3 Mayıs 2009 Pazar

Şirket

— Sabah kalkmam gereken saat…


— Akşam eve gitmem gereken saat…


— Gece yatmam gereken saat…


— Dinlenmem gereken zaman…


— Tatile gitmem gereken zaman…


— Tatilimin ne kadar süreceği… Vs. vs. vs.



Örnekleri daha da uzatabilirim, ama yeter… Peki, neden mi çıldırdım?


Benim ve dünyada milyonlarca insanın hayatının önemli bir bölümü nerede geçiyor?

“İşte” ya da diğer bir ifadeyle şirkette…



İnsanoğlunun en değerli hazinesi bunu tartışmam bile “zaman”dır. Peki, dünyada milyonlarca insan, en değerli hazinesini nasıl kullanıyor. Özgürce mi? Canlarının istediği şekilde mi? İki soruya da maalesef hayır…


Yani milyonlarca insanın zamanlarını özgürce kullanma özgürlükleri bile yok. Peki, bu insanların zamanını kim planlıyor? Ya da bu insanlar zamanlarını kime göre planlıyor?

Bu iki sorunun cevabı ise; “şirket”…


Peki, buna özgürlük diyebilir miyiz? Kesinlikle hayır.

Peki, kölelik midir bu? Bunun cevabını da size bırakıyorum…


Bir de işin başka bir boyutuna bakalım. Hadi her şeye eyvallah diyelim, bu harcanan zamanın ya da emeğin karşılığı alınıyor mu? Ben yazmıyorum (yazmaya utandım) açın bakın ne kadarmış “asgari ücret”, ya kuşa çevrilmiş sosyal haklar…


Sanmayın ki sadece bizde böyle, birkaç kaymak ülke dışında maalesef dünya bu vaziyette…



Özgürlükler, demokrasi, insan hakları vs. bu günlerin en moda kavramları, hemen herkes bu kavramlardan dem vuruyor.

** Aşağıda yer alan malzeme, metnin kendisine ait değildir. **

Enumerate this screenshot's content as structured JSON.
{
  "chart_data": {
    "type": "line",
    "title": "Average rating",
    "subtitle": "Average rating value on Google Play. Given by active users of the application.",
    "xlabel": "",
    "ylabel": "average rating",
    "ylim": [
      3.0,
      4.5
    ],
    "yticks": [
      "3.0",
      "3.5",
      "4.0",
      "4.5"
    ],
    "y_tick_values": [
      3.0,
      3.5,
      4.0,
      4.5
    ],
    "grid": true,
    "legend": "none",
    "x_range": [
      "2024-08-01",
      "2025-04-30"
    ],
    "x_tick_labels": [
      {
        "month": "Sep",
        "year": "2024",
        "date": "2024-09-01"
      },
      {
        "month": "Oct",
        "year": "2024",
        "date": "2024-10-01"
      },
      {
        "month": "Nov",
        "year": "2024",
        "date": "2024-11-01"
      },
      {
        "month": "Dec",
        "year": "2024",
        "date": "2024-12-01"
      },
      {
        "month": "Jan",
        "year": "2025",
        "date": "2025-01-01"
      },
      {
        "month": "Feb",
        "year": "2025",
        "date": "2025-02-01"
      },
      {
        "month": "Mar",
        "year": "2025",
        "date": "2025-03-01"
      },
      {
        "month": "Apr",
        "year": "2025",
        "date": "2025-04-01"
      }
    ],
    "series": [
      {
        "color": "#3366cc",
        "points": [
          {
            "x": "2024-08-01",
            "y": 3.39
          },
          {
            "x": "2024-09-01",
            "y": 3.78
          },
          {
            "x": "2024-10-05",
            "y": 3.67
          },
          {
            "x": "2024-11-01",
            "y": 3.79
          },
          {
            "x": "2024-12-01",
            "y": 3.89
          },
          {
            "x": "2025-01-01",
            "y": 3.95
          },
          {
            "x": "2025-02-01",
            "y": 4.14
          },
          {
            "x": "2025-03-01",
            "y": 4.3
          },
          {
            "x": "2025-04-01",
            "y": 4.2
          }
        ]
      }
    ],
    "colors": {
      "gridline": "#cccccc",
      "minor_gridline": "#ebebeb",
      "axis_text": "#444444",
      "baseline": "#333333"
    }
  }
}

Yalan değil hepimiz de destekliyoruz…

Ama insanların şirketlerin vücudunda adeta birer hücre görevi gördüğü bir dünyada bunlardan ne kadar bahsedebiliriz. Bu boğucu ortamda insanlık için ya da dünya kültür mirası adına ne yapılabilir?



Şirketin istediği kadar çalış, şirketin istediği şeyi istediği kadar üret… Peki, böyle olunca ne oluyor. Picasso’lar yetişiyor mu? Ya da Dede Efendiler? Yetişmiyor, yetişmez de… Sanatçı diye ortada gezenlere bir bakın ne dediğimi anlarsınız…

Dünyada belli bir iki ülke üretiyor geliştiriyor ya diğerleri ya biz?